These melting giants, especially the one atop Greenland, are poised to further weaken the ocean currents that move cold water south along the Atlantic Ocean floor while pushing tropical waters northward closer to the surface, they reported in the journal Nature.
Known as the Atlantic Meridional Overturning Circulation (AMOC), this liquid conveyor belt plays a crucial role in Earth's climate system and helps ensures the relative warmth of the Northern Hemisphere.
"According to our models, this meltwater will cause significant disruptions to ocean currents and change levels of warming around the world," said lead author Nicholas Golledge, an associate professor at the Antarctic Research Centre of New Zealand's Victoria University of Wellington.
The Antarctic ice sheet's loss of mass, meanwhile, traps warmer water below the surface, eroding glaciers from underneath in a vicious circle of accelerated melting that contributes to sea level rise.

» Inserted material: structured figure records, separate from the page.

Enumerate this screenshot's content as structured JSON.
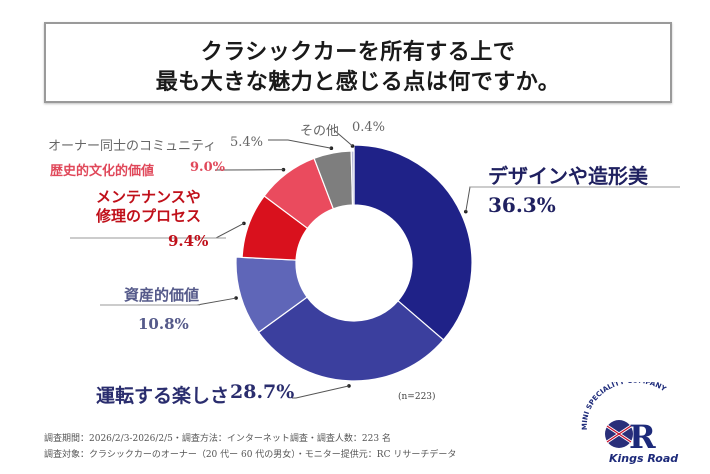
{
  "title": {
    "line1": "クラシックカーを所有する上で",
    "line2": "最も大きな魅力と感じる点は何ですか。"
  },
  "chart_data": {
    "type": "pie",
    "variant": "donut",
    "title": "クラシックカーを所有する上で最も大きな魅力と感じる点は何ですか。",
    "start": "12 o'clock, clockwise",
    "slices": [
      {
        "label": "デザインや造形美",
        "value": 36.3,
        "value_label": "36.3%",
        "color": "#1f2288"
      },
      {
        "label": "運転する楽しさ",
        "value": 28.7,
        "value_label": "28.7%",
        "color": "#3b3f9e"
      },
      {
        "label": "資産的価値",
        "value": 10.8,
        "value_label": "10.8%",
        "color": "#5f66b8"
      },
      {
        "label_line1": "メンテナンスや",
        "label_line2": "修理のプロセス",
        "label": "メンテナンスや修理のプロセス",
        "value": 9.4,
        "value_label": "9.4%",
        "color": "#d9111d"
      },
      {
        "label": "歴史的文化的価値",
        "value": 9.0,
        "value_label": "9.0%",
        "color": "#ea4b5e"
      },
      {
        "label": "オーナー同士のコミュニティ",
        "value": 5.4,
        "value_label": "5.4%",
        "color": "#7e7e7e"
      },
      {
        "label": "その他",
        "value": 0.4,
        "value_label": "0.4%",
        "color": "#b9bbd8"
      }
    ],
    "n_note": "(n=223)"
  },
  "label_colors": {
    "design": "#1f2060",
    "driving": "#2a2d6e",
    "asset": "#555a8a",
    "maintenance": "#c0101a",
    "history": "#e0485a",
    "community": "#666666",
    "other": "#666666"
  },
  "footer": {
    "line1": "調査期間：2026/2/3-2026/2/5・調査方法：インターネット調査・調査人数：223 名",
    "line2": "調査対象：クラシックカーのオーナー（20 代ー 60 代の男女）・モニター提供元：RC リサーチデータ"
  },
  "logo": {
    "arc_text": "MINI SPECIALITY COMPANY",
    "letter": "R",
    "name": "Kings Road"
  }
}
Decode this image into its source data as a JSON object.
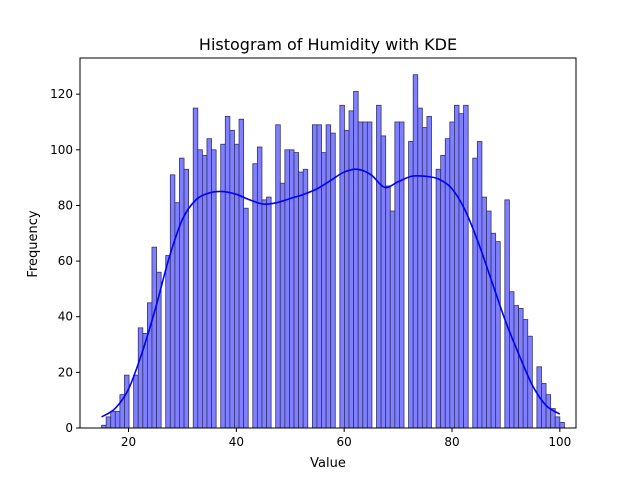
{
  "chart_data": {
    "type": "bar",
    "title": "Histogram of Humidity with KDE",
    "xlabel": "Value",
    "ylabel": "Frequency",
    "xlim": [
      11,
      103
    ],
    "ylim": [
      0,
      133
    ],
    "xticks": [
      20,
      40,
      60,
      80,
      100
    ],
    "yticks": [
      0,
      20,
      40,
      60,
      80,
      100,
      120
    ],
    "bar_color": "#7f7fff",
    "bar_edge_color": "#33336b",
    "kde_color": "#0000ff",
    "histogram": {
      "bin_width": 0.85,
      "bin_start": 15.0,
      "counts": [
        1,
        4,
        6,
        6,
        12,
        19,
        0,
        19,
        36,
        34,
        45,
        65,
        56,
        0,
        62,
        91,
        81,
        97,
        93,
        0,
        115,
        100,
        98,
        104,
        100,
        0,
        102,
        112,
        107,
        102,
        111,
        79,
        0,
        95,
        101,
        82,
        83,
        0,
        109,
        88,
        100,
        100,
        99,
        92,
        93,
        0,
        109,
        109,
        99,
        109,
        106,
        0,
        116,
        107,
        114,
        121,
        110,
        110,
        110,
        0,
        116,
        105,
        87,
        78,
        110,
        110,
        0,
        103,
        127,
        115,
        108,
        112,
        0,
        93,
        98,
        104,
        110,
        116,
        113,
        116,
        0,
        97,
        103,
        83,
        78,
        70,
        67,
        0,
        82,
        49,
        44,
        43,
        39,
        33,
        0,
        22,
        16,
        12,
        7,
        4,
        2
      ]
    },
    "kde": {
      "x": [
        15,
        17.5,
        20,
        22.5,
        25,
        27.5,
        30,
        32.5,
        35,
        37.5,
        40,
        42.5,
        45,
        47.5,
        50,
        52.5,
        55,
        57.5,
        60,
        62.5,
        65,
        67.5,
        70,
        72.5,
        75,
        77.5,
        80,
        82.5,
        85,
        87.5,
        90,
        92.5,
        95,
        97.5,
        100
      ],
      "y": [
        4,
        7,
        14,
        27,
        43,
        61,
        75,
        82,
        84.5,
        85,
        84,
        82,
        80.5,
        81,
        82.5,
        84,
        86,
        89,
        92,
        93,
        91,
        86.5,
        88.5,
        90.5,
        90.5,
        89.5,
        86,
        78,
        66,
        52,
        38,
        26,
        15,
        8,
        5
      ]
    }
  }
}
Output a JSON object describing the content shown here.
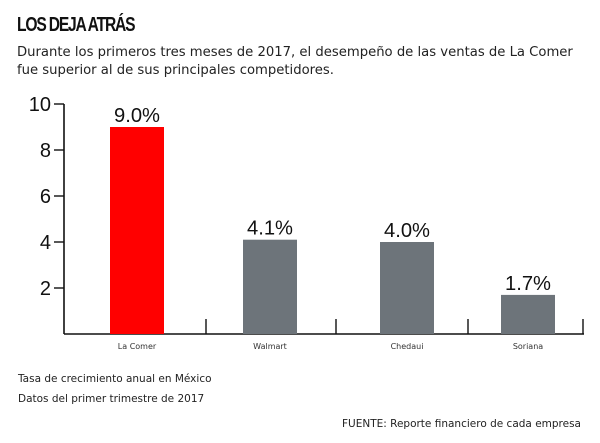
{
  "header": {
    "title": "LOS DEJA ATRÁS",
    "subtitle_line1": "Durante los primeros tres meses de 2017, el desempeño de las ventas de La Comer",
    "subtitle_line2": "fue superior al de sus principales competidores."
  },
  "notes": {
    "line1": "Tasa de crecimiento anual en México",
    "line2": "Datos del primer trimestre de 2017",
    "source": "FUENTE: Reporte financiero de cada empresa"
  },
  "chart_data": {
    "type": "bar",
    "title": "LOS DEJA ATRÁS",
    "xlabel": "",
    "ylabel": "",
    "categories": [
      "La Comer",
      "Walmart",
      "Chedaui",
      "Soriana"
    ],
    "values": [
      9.0,
      4.1,
      4.0,
      1.7
    ],
    "data_labels": [
      "9.0%",
      "4.1%",
      "4.0%",
      "1.7%"
    ],
    "ylim": [
      0,
      10
    ],
    "yticks": [
      2,
      4,
      6,
      8,
      10
    ],
    "ytick_labels": [
      "2",
      "4",
      "6",
      "8",
      "10"
    ],
    "grid": false,
    "colors": [
      "#ff0000",
      "#6d747a",
      "#6d747a",
      "#6d747a"
    ]
  }
}
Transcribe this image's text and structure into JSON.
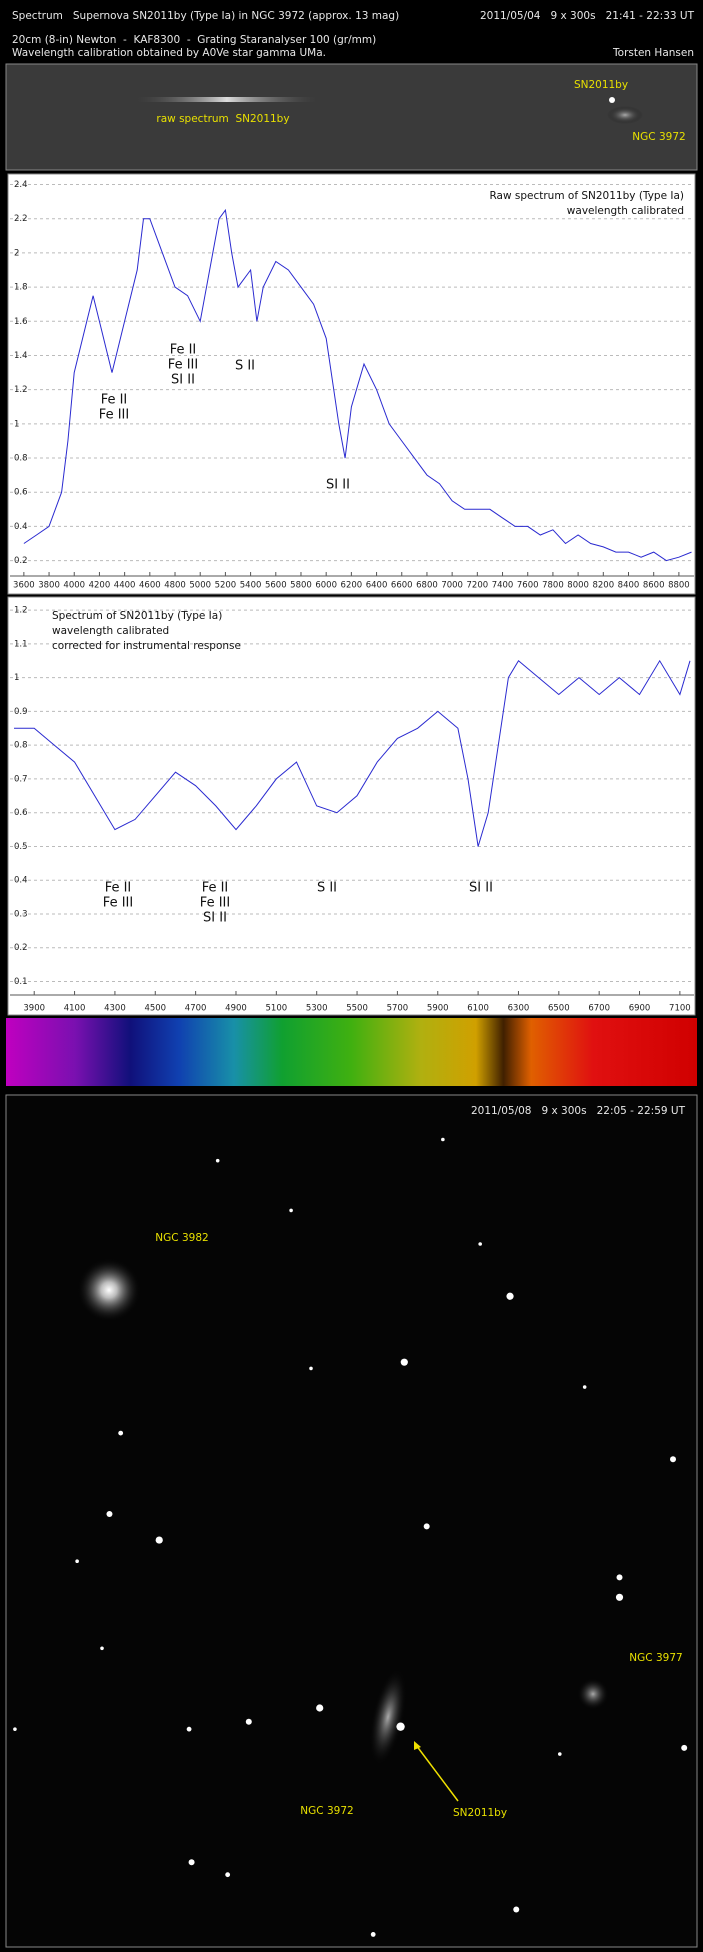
{
  "header": {
    "title": "Spectrum   Supernova SN2011by (Type Ia) in NGC 3972 (approx. 13 mag)",
    "date": "2011/05/04   9 x 300s   21:41 - 22:33 UT",
    "equipment": "20cm (8-in) Newton  -  KAF8300  -  Grating Staranalyser 100 (gr/mm)",
    "calibration": "Wavelength calibration obtained by A0Ve star gamma UMa.",
    "author": "Torsten Hansen"
  },
  "raw_spectrum": {
    "label": "raw spectrum  SN2011by",
    "supernova": "SN2011by",
    "galaxy": "NGC 3972"
  },
  "chart_data": [
    {
      "type": "line",
      "title": [
        "Raw spectrum of SN2011by (Type Ia)",
        "wavelength calibrated"
      ],
      "x": [
        3600,
        3700,
        3800,
        3900,
        3950,
        4000,
        4100,
        4150,
        4200,
        4300,
        4400,
        4500,
        4550,
        4600,
        4700,
        4800,
        4900,
        5000,
        5100,
        5150,
        5200,
        5250,
        5300,
        5400,
        5450,
        5500,
        5600,
        5700,
        5800,
        5900,
        6000,
        6100,
        6150,
        6200,
        6300,
        6400,
        6500,
        6600,
        6700,
        6800,
        6900,
        7000,
        7100,
        7200,
        7300,
        7400,
        7500,
        7600,
        7700,
        7800,
        7900,
        8000,
        8100,
        8200,
        8300,
        8400,
        8500,
        8600,
        8700,
        8800,
        8900
      ],
      "series": [
        {
          "color": "#2a2ad0",
          "values": [
            0.3,
            0.35,
            0.4,
            0.6,
            0.9,
            1.3,
            1.6,
            1.75,
            1.6,
            1.3,
            1.6,
            1.9,
            2.2,
            2.2,
            2.0,
            1.8,
            1.75,
            1.6,
            2.0,
            2.2,
            2.25,
            2.0,
            1.8,
            1.9,
            1.6,
            1.8,
            1.95,
            1.9,
            1.8,
            1.7,
            1.5,
            1.0,
            0.8,
            1.1,
            1.35,
            1.2,
            1.0,
            0.9,
            0.8,
            0.7,
            0.65,
            0.55,
            0.5,
            0.5,
            0.5,
            0.45,
            0.4,
            0.4,
            0.35,
            0.38,
            0.3,
            0.35,
            0.3,
            0.28,
            0.25,
            0.25,
            0.22,
            0.25,
            0.2,
            0.22,
            0.25
          ]
        }
      ],
      "xlim": [
        3490,
        8920
      ],
      "xticks": [
        3600,
        3800,
        4000,
        4200,
        4400,
        4600,
        4800,
        5000,
        5200,
        5400,
        5600,
        5800,
        6000,
        6200,
        6400,
        6600,
        6800,
        7000,
        7200,
        7400,
        7600,
        7800,
        8000,
        8200,
        8400,
        8600,
        8800
      ],
      "ylim": [
        0.11,
        2.45
      ],
      "yticks": [
        0.2,
        0.4,
        0.6,
        0.8,
        1,
        1.2,
        1.4,
        1.6,
        1.8,
        2,
        2.2,
        2.4
      ],
      "grid": true,
      "annotations": [
        [
          "Fe II",
          "Fe III"
        ],
        [
          "Fe II",
          "Fe III",
          "SI II"
        ],
        [
          "S II"
        ],
        [
          "SI II"
        ]
      ]
    },
    {
      "type": "line",
      "title": [
        "Spectrum of SN2011by (Type Ia)",
        "wavelength calibrated",
        "corrected for instrumental response"
      ],
      "x": [
        3800,
        3900,
        4000,
        4100,
        4200,
        4300,
        4400,
        4500,
        4600,
        4700,
        4800,
        4900,
        5000,
        5100,
        5200,
        5300,
        5400,
        5500,
        5600,
        5700,
        5800,
        5900,
        6000,
        6050,
        6100,
        6150,
        6200,
        6250,
        6300,
        6400,
        6500,
        6600,
        6700,
        6800,
        6900,
        7000,
        7100,
        7150
      ],
      "series": [
        {
          "color": "#2a2ad0",
          "values": [
            0.85,
            0.85,
            0.8,
            0.75,
            0.65,
            0.55,
            0.58,
            0.65,
            0.72,
            0.68,
            0.62,
            0.55,
            0.62,
            0.7,
            0.75,
            0.62,
            0.6,
            0.65,
            0.75,
            0.82,
            0.85,
            0.9,
            0.85,
            0.7,
            0.5,
            0.6,
            0.8,
            1.0,
            1.05,
            1.0,
            0.95,
            1.0,
            0.95,
            1.0,
            0.95,
            1.05,
            0.95,
            1.05
          ]
        }
      ],
      "xlim": [
        3780,
        7170
      ],
      "xticks": [
        3900,
        4100,
        4300,
        4500,
        4700,
        4900,
        5100,
        5300,
        5500,
        5700,
        5900,
        6100,
        6300,
        6500,
        6700,
        6900,
        7100
      ],
      "ylim": [
        0.06,
        1.23
      ],
      "yticks": [
        0.1,
        0.2,
        0.3,
        0.4,
        0.5,
        0.6,
        0.7,
        0.8,
        0.9,
        1,
        1.1,
        1.2
      ],
      "grid": true,
      "annotations": [
        [
          "Fe II",
          "Fe III"
        ],
        [
          "Fe II",
          "Fe III",
          "SI II"
        ],
        [
          "S II"
        ],
        [
          "SI II"
        ]
      ]
    }
  ],
  "sky_image": {
    "caption": "2011/05/08   9 x 300s   22:05 - 22:59 UT",
    "labels": [
      "NGC 3982",
      "NGC 3977",
      "NGC 3972",
      "SN2011by"
    ]
  }
}
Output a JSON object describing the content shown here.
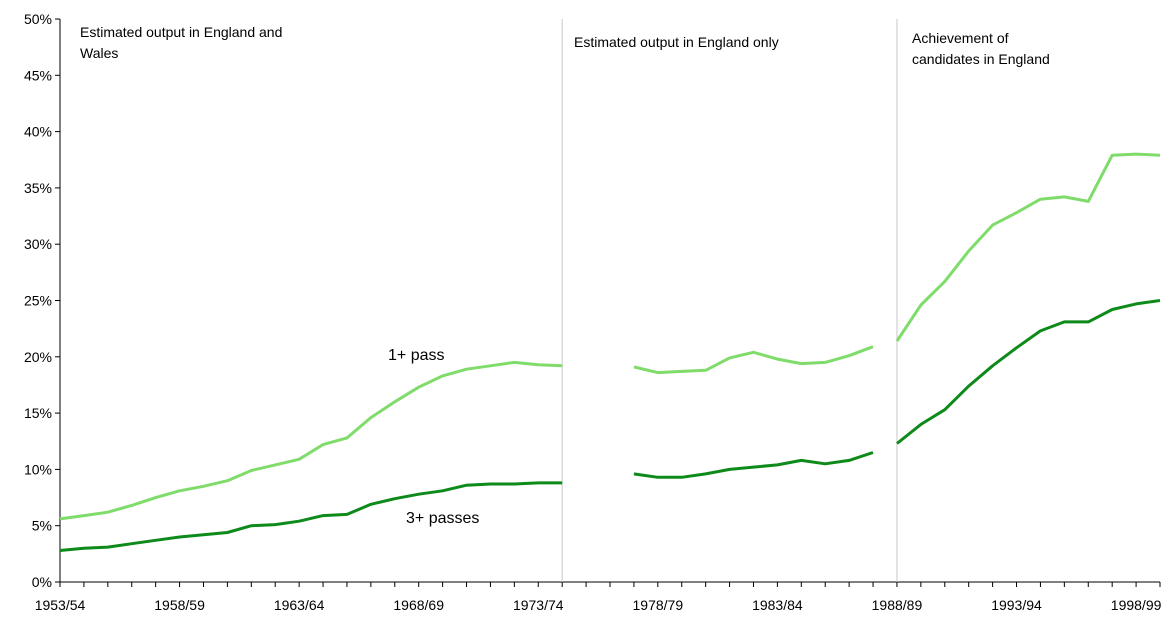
{
  "chart_data": {
    "type": "line",
    "title": "",
    "xlabel": "",
    "ylabel": "",
    "ylim": [
      0,
      50
    ],
    "y_ticks": [
      "0%",
      "5%",
      "10%",
      "15%",
      "20%",
      "25%",
      "30%",
      "35%",
      "40%",
      "45%",
      "50%"
    ],
    "x_tick_labels": [
      "1953/54",
      "1958/59",
      "1963/64",
      "1968/69",
      "1973/74",
      "1978/79",
      "1983/84",
      "1988/89",
      "1993/94",
      "1998/99"
    ],
    "x_tick_years": [
      1953,
      1958,
      1963,
      1968,
      1973,
      1978,
      1983,
      1988,
      1993,
      1998
    ],
    "x_range": [
      1953,
      1999
    ],
    "section_dividers": [
      1974,
      1988
    ],
    "annotations": {
      "england_wales": [
        "Estimated output in England and",
        "Wales"
      ],
      "england_only": [
        "Estimated output in England only"
      ],
      "achievement": [
        "Achievement of",
        "candidates in England"
      ]
    },
    "grid": false,
    "legend": "none",
    "series": [
      {
        "name": "1+ pass",
        "color": "#7fdc6b",
        "segments": [
          {
            "x": [
              1953,
              1954,
              1955,
              1956,
              1957,
              1958,
              1959,
              1960,
              1961,
              1962,
              1963,
              1964,
              1965,
              1966,
              1967,
              1968,
              1969,
              1970,
              1971,
              1972,
              1973,
              1974
            ],
            "values": [
              5.6,
              5.9,
              6.2,
              6.8,
              7.5,
              8.1,
              8.5,
              9.0,
              9.9,
              10.4,
              10.9,
              12.2,
              12.8,
              14.6,
              16.0,
              17.3,
              18.3,
              18.9,
              19.2,
              19.5,
              19.3,
              19.2
            ]
          },
          {
            "x": [
              1977,
              1978,
              1979,
              1980,
              1981,
              1982,
              1983,
              1984,
              1985,
              1986,
              1987
            ],
            "values": [
              19.1,
              18.6,
              18.7,
              18.8,
              19.9,
              20.4,
              19.8,
              19.4,
              19.5,
              20.1,
              20.9
            ]
          },
          {
            "x": [
              1988,
              1989,
              1990,
              1991,
              1992,
              1993,
              1994,
              1995,
              1996,
              1997,
              1998,
              1999
            ],
            "values": [
              21.4,
              24.6,
              26.7,
              29.4,
              31.7,
              32.8,
              34.0,
              34.2,
              33.8,
              37.9,
              38.0,
              37.9
            ]
          }
        ]
      },
      {
        "name": "3+ passes",
        "color": "#0e8a1b",
        "segments": [
          {
            "x": [
              1953,
              1954,
              1955,
              1956,
              1957,
              1958,
              1959,
              1960,
              1961,
              1962,
              1963,
              1964,
              1965,
              1966,
              1967,
              1968,
              1969,
              1970,
              1971,
              1972,
              1973,
              1974
            ],
            "values": [
              2.8,
              3.0,
              3.1,
              3.4,
              3.7,
              4.0,
              4.2,
              4.4,
              5.0,
              5.1,
              5.4,
              5.9,
              6.0,
              6.9,
              7.4,
              7.8,
              8.1,
              8.6,
              8.7,
              8.7,
              8.8,
              8.8
            ]
          },
          {
            "x": [
              1977,
              1978,
              1979,
              1980,
              1981,
              1982,
              1983,
              1984,
              1985,
              1986,
              1987
            ],
            "values": [
              9.6,
              9.3,
              9.3,
              9.6,
              10.0,
              10.2,
              10.4,
              10.8,
              10.5,
              10.8,
              11.5
            ]
          },
          {
            "x": [
              1988,
              1989,
              1990,
              1991,
              1992,
              1993,
              1994,
              1995,
              1996,
              1997,
              1998,
              1999
            ],
            "values": [
              12.3,
              14.0,
              15.3,
              17.4,
              19.2,
              20.8,
              22.3,
              23.1,
              23.1,
              24.2,
              24.7,
              25.0
            ]
          }
        ]
      }
    ]
  }
}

Most studies on ice sheets have focused on how quickly they might shrink due to global warming, and how much global temperatures can rise before their disintegration -- whether over centuries or millenia -- becomes inevitable, a threshold known as a "tipping point."
But far less research has been done on how the meltwater might affect the climate system itself.
"The large-scale changes we see in our simulations are conducive to a more chaotic climate with more extreme weather events and more intense and frequent heatwaves," co-author Natalya Gomez, a researcher in the Department of Earth and Planetary Sciences at McGill University in Canada, told AFP.
"By mid-century," the researchers concluded, "meltwater from the Greenland ice sheet noticeably disrupts the AMOC," which has already shown signs of slowing down.
This is a "much shorter timescale than expected," commented Helene Seroussi, a researcher in the Sea Level and Ice Group at the Jet Propulsion Laboratory in California, who was not involved in the study.
The findings were based on highly detailed simulations combined with satellite observations of changes to the ice sheets since 2010.
One likely result of weakened current in the Atlantic will be warmer air temperatures in the high Arctic, eastern Canada and central America, and cooler temperatures over northwestern Europe and the North American eastern seaboard.
The Antarctic and Greenland ice sheets, up to three kilometres (1.8 miles) thick, contain more than two-thirds of the planet's fresh water, enough to raise global oceans 58 and seven metres (190 and 22 feet), respectively, were they to melt completely.
Besides Greenland, the regions most vulnerable to global warming are West Antarctica and several huge glaciers in East Antarctica, which is far larger and more stable.
In a second study published Wednesday in Nature, some of the same scientists offered new projections of how much Antarctica will contribute to sea level rise by 2100 -- a hotly debated topic.
A controversial 2016 study suggested the continent's ice cliffs -- exposed by the disintegration of ice shelves that jut out from glaciers over ocean water -- were highly vulnerable to collapse, and could lead to sea level rise of a metre by century's end.
That would be enough to displace up to 187 million people around the world, especially in populous low-lying river deltas in Asia and Africa, research has shown.
But the new study challenges those findings.
"Unstable ice-cliffs were proposed as a cause of unstoppable collapse of large parts of the ice sheet," said lead author Tamsin Edwards, a lecturer in geography at King's College London.
"But we've re-analysed the data and found this isn't the case."
Both of the news studies, Edwards told AFP, "predict a most likely Antarctic contribution of 15 centimetres" by 2100, with an upward limit of about 40 cm.
A special report on oceans by the UN's Intergovernmental Panel on Climate Change (IPCC), due out in September, will offer a much anticipated estimate of sea level rise.
The IPCC's last major assessment in 2013 did not take ice sheets -- today seen as the major contributor, ahead of thermal expansion and glaciers -- into account for lack of data.